A B-tree of minimum degree \( t \) can have a maximum of _________ pointers in a node.

• A. \( t - 1 \)
• B. \( 2t - 1 \)
• C. \( 2t \)
• D. \( t \)

Hint:

In a B-tree of minimum degree \( t \):
- Maximum keys per node: \( 2t - 1 \).
- Maximum child pointers per node: \( 2t \).

Answer 1

The Correct Option is C

Step 1: Understanding B-Trees
- A B-tree is a self-balancing search tree that maintains sorted data for efficient insertion, deletion, and search operations.
- The minimum degree \( t \) of a B-tree defines the minimum number of children a node can have.

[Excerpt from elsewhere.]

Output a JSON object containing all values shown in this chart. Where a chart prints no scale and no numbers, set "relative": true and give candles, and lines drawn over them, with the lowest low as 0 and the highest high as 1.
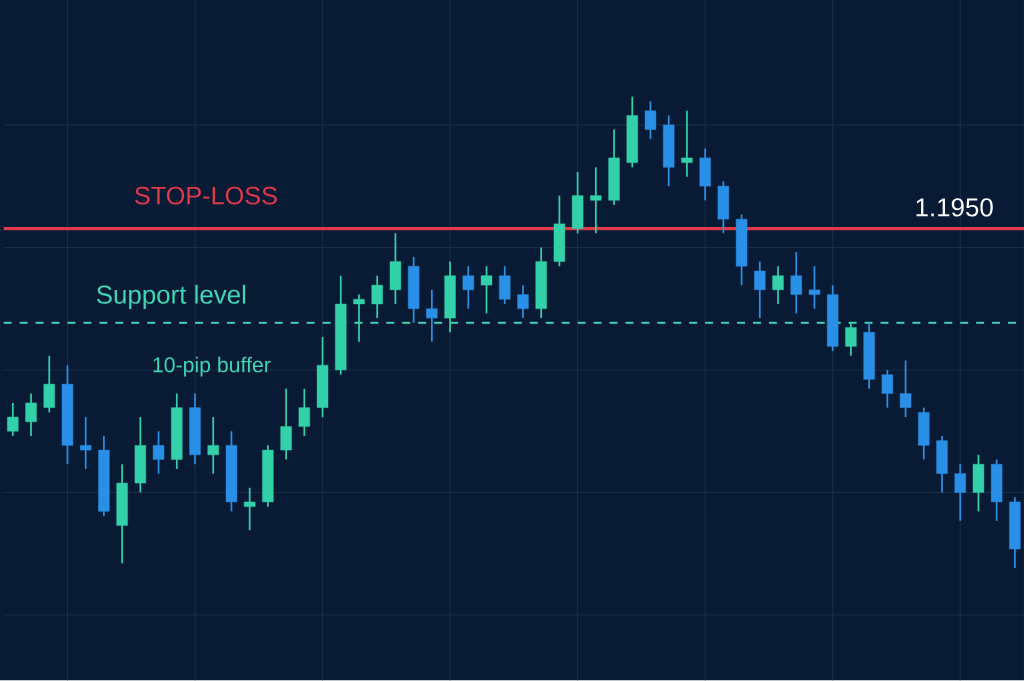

Step 2: Maximum Number of Pointers in a Node
- A node in a B-tree of minimum degree \( t \) can have:
- At most \( 2t - 1 \) keys.
- At most \( 2t \) children (pointers to subtrees).
Step 3: Evaluating the Options
- (A) Incorrect: \( t - 1 \) is the minimum number of keys, not pointers.
- (B) Incorrect: \( 2t - 1 \) is the maximum number of keys, not pointers.
- (C) Correct: \( 2t \) is the maximum number of child pointers a node can have.
- (D) Incorrect: \( t \) is the minimum number of child pointers in an internal node.